My mum and I both agreed that reading the sections in the opposite order would probably have been extremely confusing, so I wonder how successful the conceit of two equal, non-ordered sections really is. (No point in trying to re-read them in the opposite order, of course, now my ignorance has been destroyed.) I also think one section is more emotionally involving than the other, although the other section makes up for this in the way it analyses creative and artistic processes. But there are some wonderful passages in both -- funny, defamiliarising, shocking and thoughtful by turns. Her favourite issues -- art, gender, sexuality -- come up again, though in pleasingly new and ambiguous ways, and there are some others too: the ubiquity of pornography; bereavement and memory; sibling relationships; and so on. 

The prose is not always easy; indeed, sometimes it's not always prose. Read it slowly, sure, but read it all the same.

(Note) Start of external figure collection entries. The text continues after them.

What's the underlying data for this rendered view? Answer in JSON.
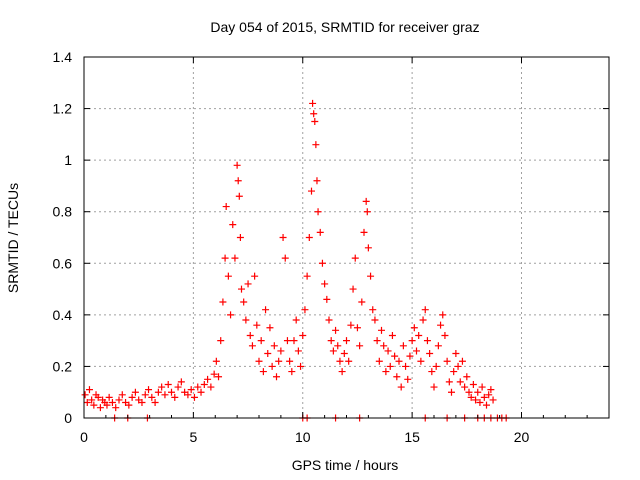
{
  "chart_data": {
    "type": "scatter",
    "title": "Day 054 of 2015, SRMTID for receiver graz",
    "xlabel": "GPS time / hours",
    "ylabel": "SRMTID / TECUs",
    "xlim": [
      0,
      24
    ],
    "ylim": [
      0,
      1.4
    ],
    "xticks": [
      0,
      5,
      10,
      15,
      20
    ],
    "yticks": [
      0,
      0.2,
      0.4,
      0.6,
      0.8,
      1,
      1.2,
      1.4
    ],
    "xtick_labels": [
      "0",
      "5",
      "10",
      "15",
      "20"
    ],
    "ytick_labels": [
      "0",
      "0.2",
      "0.4",
      "0.6",
      "0.8",
      "1",
      "1.2",
      "1.4"
    ],
    "grid": true,
    "marker": "+",
    "series": [
      {
        "color": "#ff0000",
        "points": [
          [
            0.05,
            0.09
          ],
          [
            0.15,
            0.06
          ],
          [
            0.25,
            0.11
          ],
          [
            0.35,
            0.07
          ],
          [
            0.45,
            0.05
          ],
          [
            0.55,
            0.09
          ],
          [
            0.65,
            0.08
          ],
          [
            0.75,
            0.04
          ],
          [
            0.85,
            0.07
          ],
          [
            0.95,
            0.06
          ],
          [
            1.05,
            0.05
          ],
          [
            1.15,
            0.08
          ],
          [
            1.3,
            0.06
          ],
          [
            1.45,
            0.04
          ],
          [
            1.6,
            0.07
          ],
          [
            1.75,
            0.09
          ],
          [
            1.9,
            0.06
          ],
          [
            2.05,
            0.05
          ],
          [
            2.2,
            0.08
          ],
          [
            2.35,
            0.1
          ],
          [
            2.5,
            0.07
          ],
          [
            2.65,
            0.06
          ],
          [
            2.8,
            0.09
          ],
          [
            2.95,
            0.11
          ],
          [
            3.1,
            0.08
          ],
          [
            3.25,
            0.06
          ],
          [
            3.4,
            0.1
          ],
          [
            3.55,
            0.12
          ],
          [
            3.7,
            0.09
          ],
          [
            3.85,
            0.13
          ],
          [
            4.0,
            0.1
          ],
          [
            4.15,
            0.08
          ],
          [
            4.3,
            0.12
          ],
          [
            4.45,
            0.14
          ],
          [
            4.6,
            0.1
          ],
          [
            4.75,
            0.09
          ],
          [
            4.9,
            0.11
          ],
          [
            5.05,
            0.08
          ],
          [
            5.2,
            0.12
          ],
          [
            5.35,
            0.1
          ],
          [
            5.5,
            0.13
          ],
          [
            5.65,
            0.15
          ],
          [
            5.8,
            0.12
          ],
          [
            5.95,
            0.17
          ],
          [
            6.05,
            0.22
          ],
          [
            6.15,
            0.16
          ],
          [
            6.25,
            0.3
          ],
          [
            6.35,
            0.45
          ],
          [
            6.45,
            0.62
          ],
          [
            6.5,
            0.82
          ],
          [
            6.6,
            0.55
          ],
          [
            6.7,
            0.4
          ],
          [
            6.8,
            0.75
          ],
          [
            6.9,
            0.62
          ],
          [
            7.0,
            0.98
          ],
          [
            7.05,
            0.92
          ],
          [
            7.1,
            0.86
          ],
          [
            7.15,
            0.7
          ],
          [
            7.2,
            0.5
          ],
          [
            7.3,
            0.45
          ],
          [
            7.4,
            0.38
          ],
          [
            7.5,
            0.52
          ],
          [
            7.6,
            0.32
          ],
          [
            7.7,
            0.28
          ],
          [
            7.8,
            0.55
          ],
          [
            7.9,
            0.36
          ],
          [
            8.0,
            0.22
          ],
          [
            8.1,
            0.3
          ],
          [
            8.2,
            0.18
          ],
          [
            8.3,
            0.42
          ],
          [
            8.4,
            0.25
          ],
          [
            8.5,
            0.35
          ],
          [
            8.6,
            0.2
          ],
          [
            8.7,
            0.28
          ],
          [
            8.8,
            0.16
          ],
          [
            8.9,
            0.22
          ],
          [
            9.0,
            0.26
          ],
          [
            9.1,
            0.7
          ],
          [
            9.2,
            0.62
          ],
          [
            9.3,
            0.3
          ],
          [
            9.4,
            0.22
          ],
          [
            9.5,
            0.18
          ],
          [
            9.6,
            0.3
          ],
          [
            9.7,
            0.38
          ],
          [
            9.8,
            0.26
          ],
          [
            9.9,
            0.2
          ],
          [
            10.0,
            0.32
          ],
          [
            10.1,
            0.42
          ],
          [
            10.2,
            0.55
          ],
          [
            10.3,
            0.7
          ],
          [
            10.4,
            0.88
          ],
          [
            10.45,
            1.22
          ],
          [
            10.5,
            1.18
          ],
          [
            10.55,
            1.15
          ],
          [
            10.6,
            1.06
          ],
          [
            10.65,
            0.92
          ],
          [
            10.7,
            0.8
          ],
          [
            10.8,
            0.72
          ],
          [
            10.9,
            0.6
          ],
          [
            11.0,
            0.52
          ],
          [
            11.1,
            0.46
          ],
          [
            11.2,
            0.38
          ],
          [
            11.3,
            0.3
          ],
          [
            11.4,
            0.26
          ],
          [
            11.5,
            0.34
          ],
          [
            11.6,
            0.28
          ],
          [
            11.7,
            0.22
          ],
          [
            11.8,
            0.18
          ],
          [
            11.9,
            0.25
          ],
          [
            12.0,
            0.3
          ],
          [
            12.1,
            0.22
          ],
          [
            12.2,
            0.36
          ],
          [
            12.3,
            0.5
          ],
          [
            12.4,
            0.62
          ],
          [
            12.5,
            0.35
          ],
          [
            12.6,
            0.28
          ],
          [
            12.7,
            0.45
          ],
          [
            12.8,
            0.72
          ],
          [
            12.9,
            0.84
          ],
          [
            12.95,
            0.8
          ],
          [
            13.0,
            0.66
          ],
          [
            13.1,
            0.55
          ],
          [
            13.2,
            0.42
          ],
          [
            13.3,
            0.38
          ],
          [
            13.4,
            0.3
          ],
          [
            13.5,
            0.22
          ],
          [
            13.6,
            0.34
          ],
          [
            13.7,
            0.28
          ],
          [
            13.8,
            0.18
          ],
          [
            13.9,
            0.26
          ],
          [
            14.0,
            0.2
          ],
          [
            14.1,
            0.32
          ],
          [
            14.2,
            0.24
          ],
          [
            14.3,
            0.16
          ],
          [
            14.4,
            0.22
          ],
          [
            14.5,
            0.12
          ],
          [
            14.6,
            0.28
          ],
          [
            14.7,
            0.2
          ],
          [
            14.8,
            0.15
          ],
          [
            14.9,
            0.24
          ],
          [
            15.0,
            0.3
          ],
          [
            15.1,
            0.35
          ],
          [
            15.2,
            0.26
          ],
          [
            15.3,
            0.32
          ],
          [
            15.4,
            0.22
          ],
          [
            15.5,
            0.38
          ],
          [
            15.6,
            0.42
          ],
          [
            15.7,
            0.3
          ],
          [
            15.8,
            0.25
          ],
          [
            15.9,
            0.18
          ],
          [
            16.0,
            0.12
          ],
          [
            16.1,
            0.2
          ],
          [
            16.2,
            0.28
          ],
          [
            16.3,
            0.36
          ],
          [
            16.4,
            0.4
          ],
          [
            16.5,
            0.32
          ],
          [
            16.6,
            0.22
          ],
          [
            16.7,
            0.14
          ],
          [
            16.8,
            0.1
          ],
          [
            16.9,
            0.18
          ],
          [
            17.0,
            0.25
          ],
          [
            17.1,
            0.2
          ],
          [
            17.2,
            0.14
          ],
          [
            17.3,
            0.22
          ],
          [
            17.4,
            0.12
          ],
          [
            17.5,
            0.16
          ],
          [
            17.6,
            0.1
          ],
          [
            17.7,
            0.08
          ],
          [
            17.8,
            0.13
          ],
          [
            17.9,
            0.07
          ],
          [
            18.0,
            0.1
          ],
          [
            18.1,
            0.06
          ],
          [
            18.2,
            0.12
          ],
          [
            18.3,
            0.08
          ],
          [
            18.4,
            0.05
          ],
          [
            18.5,
            0.09
          ],
          [
            18.6,
            0.11
          ],
          [
            18.7,
            0.07
          ],
          [
            10.0,
            0.0
          ],
          [
            10.2,
            0.0
          ],
          [
            11.5,
            0.0
          ],
          [
            12.6,
            0.0
          ],
          [
            15.6,
            0.0
          ],
          [
            16.6,
            0.0
          ],
          [
            17.4,
            0.0
          ],
          [
            18.0,
            0.0
          ],
          [
            18.3,
            0.0
          ],
          [
            18.6,
            0.0
          ],
          [
            18.9,
            0.0
          ],
          [
            19.1,
            0.0
          ],
          [
            19.3,
            0.0
          ],
          [
            1.4,
            0.0
          ],
          [
            2.0,
            0.0
          ],
          [
            2.9,
            0.0
          ]
        ]
      }
    ]
  }
}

Muriel Spark, The Driver's Seat

Although Penguin cheekily charge £8.99 for this book, it's really a novella rather than a novel, padded out to just over 100 pages by an elegantly large font (not that I was protesting -- my eyes slid through the prose with grateful ease). A woman, Lise, leaves the office to go on holiday, meets a couple of people on the plane, arrives in a 'southern' city where there seem to be a lot of Fiats, befriends an old woman at the hotel who's waiting for her nephew, insists she's searching for her 'boy-friend', assesses who is and isn't her 'type', and eventually reaches a sticky end.

This isn't a spoiler: you're told this very early on. Spark shifts the question from 'What will happen?' to 'Who will do it?' and 'Why?' and, most often, 'Is this woman a complete lunatic?' It's told in a third-person impersonal narrator, in the present tense, as if we're a camera following Lise about, semi-analysing her movements at times, but mostly just watching. We've no idea what she's thinking. Details at the beginning gain their relevance by the end, so she clearly has some kind of plan, but not a rational or sane one. It's disorientating, frustrating, and fascinating. As John Lanchester's introduction points out, we can tell easily enough that she's mad, but then what? It doesn't seem to help us much.

Coincidentally, this week I've been reading about 'poetics of indeterminacy' -- specifically with reference to Rimbaud and John Ashbery, but pretty useful generally -- the idea that a text has no internal coherence, wants to be suggestive rather than cohesive, resists interpretation and simply enjoys its own play. As with Rimbaud and Ashbery poems, individual sentences of The Driver's Seat, or paragraphs, or even whole scenes, seem to make sense, but are almost immediately cancelled out by the next thing. Details that seem to have great symbolic significance, like whether her mouth is closed or open, appear not to resolve into an overall pattern. It's great fun trying to puzzle out what she's planning, whether she cares, what's in her head, and there's a certain amount of pleasure in the knowledge that you probably won't find out. 

For readers who don't like this so much, there are some exceptionally beautiful and comic descriptions -- for instance:
She switches on the central light which is encased in a mottled glass globe; the light flicks on, then immediately flickers out as if, having served a long succession of clients without complaint, Lise is suddenly too much for it.
And, at a brief 106 pages, there's almost no excuse not to read it. I pretty much polished this off in an evening and was left bewildered and excited by it. Highly recommended.